Fire Weather: The Making of a Beast

John Vaillant | Fire Weather: The Making of a Beast

Reviewed by: Howard Stewart

Denman is lucky to have John Vaillant back with us for this year’s Readers and Writers Festival (July 18-20). A superb writer of non-fiction and fiction, John was last with us in 2016. This time he’ll talk about his latest book, Fire Weather – The Making of a Beast.

“Fire Weather” is a compelling page turner though its story is not easy to digest. For most of us, reading “Fire Weather” is akin to being a heavy smoker in 1958 and reading warnings from exasperated medical professionals. Doctors were pulling their hair out, giving people ever greater detail about the disastrous health effects of smoking. But they couldn’t complete with the endless slick ads about the charms of smoking. Big tobacco also worked hard to impede government efforts to interfere with their lucrative industry. The profits rolled in for decades more. Yet this astute rearguard action by the North American tobacco industry look quaint, artisanal, in comparison with the campaign waged by hydrocarbon producers to keep the good times rolling, despite overwhelming evidence of the devastating climate change their industry is driving. Evidence the industry itself has been aware of for a very long time. But Vaillant doesn’t get to this part of the story until the second half of his book. The first half is a gripping moment by moment account of the unstoppable wildfire that gutted much of Fort McMurray in May 2016. 

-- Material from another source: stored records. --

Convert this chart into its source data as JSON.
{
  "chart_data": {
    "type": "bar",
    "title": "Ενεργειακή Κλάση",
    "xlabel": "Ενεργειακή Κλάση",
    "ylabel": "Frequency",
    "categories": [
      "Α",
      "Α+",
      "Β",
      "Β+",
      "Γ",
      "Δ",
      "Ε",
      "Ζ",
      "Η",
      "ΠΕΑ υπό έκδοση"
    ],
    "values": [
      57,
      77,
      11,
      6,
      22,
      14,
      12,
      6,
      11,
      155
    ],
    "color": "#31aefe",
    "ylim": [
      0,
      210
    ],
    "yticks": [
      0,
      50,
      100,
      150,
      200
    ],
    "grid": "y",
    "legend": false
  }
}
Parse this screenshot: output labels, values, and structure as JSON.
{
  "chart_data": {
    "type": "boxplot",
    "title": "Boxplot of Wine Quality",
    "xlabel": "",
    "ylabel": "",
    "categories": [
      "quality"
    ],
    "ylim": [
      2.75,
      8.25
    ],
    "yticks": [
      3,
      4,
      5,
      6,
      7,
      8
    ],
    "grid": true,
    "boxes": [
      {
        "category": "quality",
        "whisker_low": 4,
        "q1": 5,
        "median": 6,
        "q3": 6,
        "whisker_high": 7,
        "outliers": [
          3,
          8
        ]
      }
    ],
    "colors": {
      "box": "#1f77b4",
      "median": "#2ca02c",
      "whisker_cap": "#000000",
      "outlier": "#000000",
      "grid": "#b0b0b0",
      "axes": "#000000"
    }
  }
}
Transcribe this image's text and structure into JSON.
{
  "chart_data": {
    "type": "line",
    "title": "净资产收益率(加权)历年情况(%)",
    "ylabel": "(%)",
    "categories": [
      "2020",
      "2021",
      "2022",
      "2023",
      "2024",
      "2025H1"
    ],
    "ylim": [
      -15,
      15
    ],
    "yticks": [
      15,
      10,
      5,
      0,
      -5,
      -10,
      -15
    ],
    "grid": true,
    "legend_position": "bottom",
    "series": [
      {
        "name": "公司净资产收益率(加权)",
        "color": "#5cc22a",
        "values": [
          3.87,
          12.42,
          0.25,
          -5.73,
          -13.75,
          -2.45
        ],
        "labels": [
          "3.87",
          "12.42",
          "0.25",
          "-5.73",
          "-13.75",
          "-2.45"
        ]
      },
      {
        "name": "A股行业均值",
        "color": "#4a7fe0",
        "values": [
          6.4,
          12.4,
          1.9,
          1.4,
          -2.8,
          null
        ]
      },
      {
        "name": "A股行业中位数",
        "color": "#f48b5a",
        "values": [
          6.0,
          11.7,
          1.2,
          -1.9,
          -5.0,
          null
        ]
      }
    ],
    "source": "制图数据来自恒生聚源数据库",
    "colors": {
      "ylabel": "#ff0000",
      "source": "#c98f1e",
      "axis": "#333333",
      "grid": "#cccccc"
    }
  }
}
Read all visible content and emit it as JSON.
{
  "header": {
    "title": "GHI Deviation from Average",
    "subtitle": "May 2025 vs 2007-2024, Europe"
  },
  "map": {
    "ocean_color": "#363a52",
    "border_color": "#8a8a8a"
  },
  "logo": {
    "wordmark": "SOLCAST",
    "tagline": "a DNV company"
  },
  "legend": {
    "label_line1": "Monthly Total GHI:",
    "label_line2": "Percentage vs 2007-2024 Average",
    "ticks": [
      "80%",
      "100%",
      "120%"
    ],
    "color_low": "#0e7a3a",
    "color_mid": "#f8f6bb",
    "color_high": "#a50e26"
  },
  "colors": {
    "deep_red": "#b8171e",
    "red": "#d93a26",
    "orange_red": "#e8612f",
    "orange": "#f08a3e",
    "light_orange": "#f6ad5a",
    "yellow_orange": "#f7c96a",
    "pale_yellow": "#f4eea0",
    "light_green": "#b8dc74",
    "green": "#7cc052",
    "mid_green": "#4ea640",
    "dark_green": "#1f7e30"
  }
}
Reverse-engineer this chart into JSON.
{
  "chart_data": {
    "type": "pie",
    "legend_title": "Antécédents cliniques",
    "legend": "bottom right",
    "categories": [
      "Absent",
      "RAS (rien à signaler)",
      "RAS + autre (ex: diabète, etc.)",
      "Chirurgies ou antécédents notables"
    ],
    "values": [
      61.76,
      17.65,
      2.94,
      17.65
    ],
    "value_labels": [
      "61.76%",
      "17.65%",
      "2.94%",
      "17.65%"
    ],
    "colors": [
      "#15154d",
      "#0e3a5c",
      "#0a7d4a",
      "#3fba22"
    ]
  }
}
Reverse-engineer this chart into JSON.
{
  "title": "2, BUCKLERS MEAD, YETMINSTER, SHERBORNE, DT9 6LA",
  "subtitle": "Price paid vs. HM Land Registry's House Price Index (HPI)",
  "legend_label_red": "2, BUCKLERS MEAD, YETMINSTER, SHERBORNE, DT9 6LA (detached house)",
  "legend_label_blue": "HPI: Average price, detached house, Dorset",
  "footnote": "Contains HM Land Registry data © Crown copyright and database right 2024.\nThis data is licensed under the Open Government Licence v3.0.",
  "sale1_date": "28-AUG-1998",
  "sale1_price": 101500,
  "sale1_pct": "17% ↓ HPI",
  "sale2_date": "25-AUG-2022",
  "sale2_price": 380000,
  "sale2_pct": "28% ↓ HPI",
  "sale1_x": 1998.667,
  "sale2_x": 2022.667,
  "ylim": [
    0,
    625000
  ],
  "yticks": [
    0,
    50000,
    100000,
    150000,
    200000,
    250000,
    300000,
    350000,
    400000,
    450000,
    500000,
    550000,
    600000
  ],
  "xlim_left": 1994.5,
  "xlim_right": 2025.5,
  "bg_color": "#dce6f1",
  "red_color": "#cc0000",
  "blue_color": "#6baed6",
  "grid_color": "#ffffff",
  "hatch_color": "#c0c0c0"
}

Notwithstanding his account of the damage being wrought by the hydrocarbon industry, Vaillant ensures we sympathize with the citizens of Fort McMurray. Working at the epicenter of Canada’s heavy oil industry and one of the world’s most prolific sources of CO2, Fort Mac’s people waxed rich on the proceeds of the destructive, CO2-intensive tarsands operations. But in May 2016, they were caught in a nightmare, just more names on the rapidly growing list of climate change victims and refugees. Unlike many such victims and refugees though, they were eventually well taken care of. 

It’s the juxtaposition of Fort Mac, victim of accelerating climate change, with Fort Mac, heart of the tarsands, that makes this book extraordinary. This and Vaillant’s skill as a writer and researcher. Both explain the acclaim the book has received.